The prediction unit extracts the feature amount of the area specified by the user based on the annotation result, and predicts the classification of the image of the area similar to the extracted feature amount, according to any one of claims 1 to 3. The information processing device described.

The prediction unit is based on at least one of the average value of the pixel information, the dispersion value of the pixel information, and the dispersion value of the pixel information with edge enhancement from the area specified by the user.
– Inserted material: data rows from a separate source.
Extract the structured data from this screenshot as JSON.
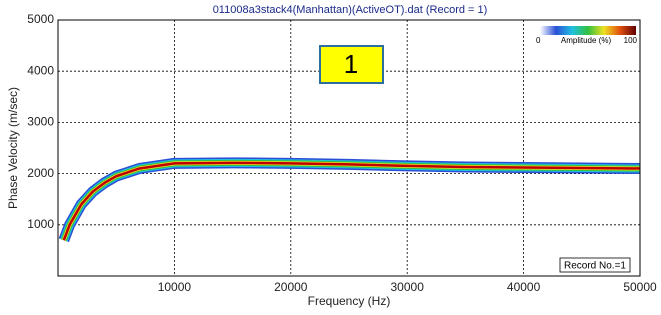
{
  "chart_data": {
    "type": "line",
    "title": "011008a3stack4(Manhattan)(ActiveOT).dat (Record = 1)",
    "x_label": "Frequency (Hz)",
    "y_label": "Phase Velocity (m/sec)",
    "x": [
      500,
      1000,
      2000,
      3000,
      4000,
      5000,
      7000,
      10000,
      15000,
      20000,
      25000,
      30000,
      35000,
      40000,
      45000,
      50000
    ],
    "series": [
      {
        "color": "#c00000",
        "values": [
          700,
          1000,
          1400,
          1650,
          1820,
          1950,
          2100,
          2200,
          2210,
          2200,
          2180,
          2150,
          2130,
          2120,
          2110,
          2100
        ]
      }
    ],
    "xlim": [
      0,
      50000
    ],
    "xticks": [
      10000,
      20000,
      30000,
      40000,
      50000
    ],
    "ylim": [
      0,
      5000
    ],
    "yticks": [
      1000,
      2000,
      3000,
      4000,
      5000
    ],
    "grid": true,
    "colorbar": {
      "label": "Amplitude (%)",
      "ticks": [
        0,
        100
      ],
      "colors": [
        "#ffffff",
        "#2a4fd6",
        "#20c0e0",
        "#30c040",
        "#f0e020",
        "#e05010",
        "#600000"
      ]
    },
    "annotations": {
      "box_label": "1",
      "record": "Record No.=1"
    }
  }
}
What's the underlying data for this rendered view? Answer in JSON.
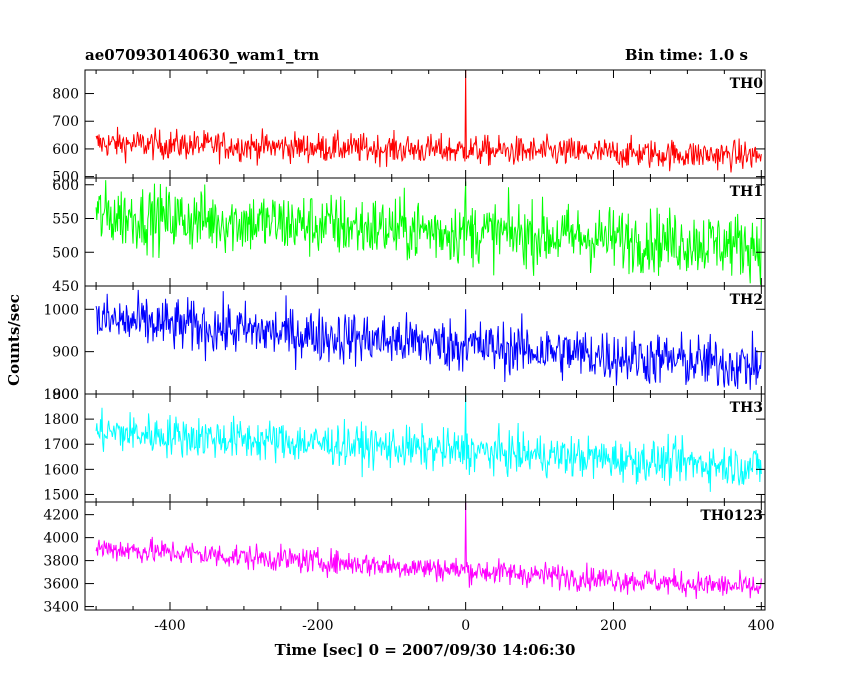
{
  "chart_data": {
    "type": "line",
    "title": "ae070930140630_wam1_trn",
    "bin_time_label": "Bin time: 1.0 s",
    "xlabel": "Time [sec] 0 = 2007/09/30 14:06:30",
    "ylabel": "Counts/sec",
    "xlim": [
      -515,
      405
    ],
    "x_ticks": [
      -400,
      -200,
      0,
      200,
      400
    ],
    "grid": false,
    "series_generation": {
      "x_start": -500,
      "x_end": 400,
      "bin_sec": 1.0
    },
    "panels": [
      {
        "name": "TH0",
        "color": "#ff0000",
        "ylim": [
          495,
          885
        ],
        "y_ticks": [
          500,
          600,
          700,
          800
        ],
        "trend": {
          "start": 620,
          "end": 575
        },
        "noise": 27,
        "spike": {
          "x": 0,
          "value": 885
        }
      },
      {
        "name": "TH1",
        "color": "#00ff00",
        "ylim": [
          450,
          610
        ],
        "y_ticks": [
          450,
          500,
          550,
          600
        ],
        "trend": {
          "start": 555,
          "end": 510
        },
        "noise": 24,
        "spike": {
          "x": 0,
          "value": 605
        }
      },
      {
        "name": "TH2",
        "color": "#0000ff",
        "ylim": [
          800,
          1055
        ],
        "y_ticks": [
          800,
          900,
          1000
        ],
        "trend": {
          "start": 975,
          "end": 865
        },
        "noise": 32,
        "spike": {
          "x": 0,
          "value": 1000
        }
      },
      {
        "name": "TH3",
        "color": "#00ffff",
        "ylim": [
          1470,
          1900
        ],
        "y_ticks": [
          1500,
          1600,
          1700,
          1800,
          1900
        ],
        "trend": {
          "start": 1750,
          "end": 1610
        },
        "noise": 42,
        "spike": {
          "x": 0,
          "value": 1895
        }
      },
      {
        "name": "TH0123",
        "color": "#ff00ff",
        "ylim": [
          3370,
          4310
        ],
        "y_ticks": [
          3400,
          3600,
          3800,
          4000,
          4200
        ],
        "trend": {
          "start": 3910,
          "end": 3560
        },
        "noise": 55,
        "spike": {
          "x": 0,
          "value": 4310
        }
      }
    ]
  }
}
The information processing apparatus according to claim 4 , wherein the information processing apparatus is extracted.

The prediction unit extracts the average value of the information of the pixel, the variance value of the information of the pixels, and the feature amount each on the basis of the weight set of variance information of the edge enhancement was subjected to pixel, claim 4 Or the information processing apparatus according to 5.

It is an information processing method in an information processing device.
A provision step that displays an image processed in machine learning and provides a user interface (UI) that enables the user to annotate the image.
An acquisition step of acquiring an annotation result in which a user specifies an area for the image displayed on the UI provided in the provision step, and an acquisition step.
A prediction step that learns the annotation result acquired in the acquisition step and predicts the classification of the image,
Information processing method including
The step of providing the UI for displaying the first image and
A step of acquiring the first annotation result in which the user specifies an area for the first image, and
The step of predicting the first image classification based on the acquired first annotation result,
The step of providing the UI to display the second image including the predicted first image classification, and
The step of acquiring the second annotation result in which the user specifies the area for the second image, and
The step of further learning the acquired second annotation result and predicting the second image classification,
Providing said UI for displaying a third image including the predicted second image classification,
Steps to get the annotation result including the size of the area specified by the user,
An information processing method including a step of changing the size of an area for predicting image classification according to the size.

On the computer
A providing function that displays an image processed in machine learning and provides a user interface (UI) that enables the user to annotate the image.
An acquisition function for acquiring an annotation result in which a user specifies an area for the image displayed on the UI provided in the provided function, and an acquisition function.
A prediction function that learns the annotation results acquired by the acquisition function and predicts the classification of the image.
It is an information processing program to realize
The provided function provides the UI for displaying the first image, and provides the UI.
The acquisition function acquires the first annotation result in which the user specifies an area for the first image.
The prediction function predicts the first image classification based on the result of the first annotation acquired by the acquisition function.
The provided function provides the UI for displaying a second image including the first image classification predicted by the prediction function.
The acquisition function acquires the second annotation result in which the user specifies the area for the second image.
The prediction function further learns the second annotation result acquired by the acquisition function to predict the second image classification, and predicts the second image classification.
The provided function provides the UI for displaying a third image including the second image classification predicted by the prediction function.
The acquisition function acquires the annotation result including the size of the area specified by the user.
The prediction function is an information processing program that changes the size of an area for predicting image classification according to the size.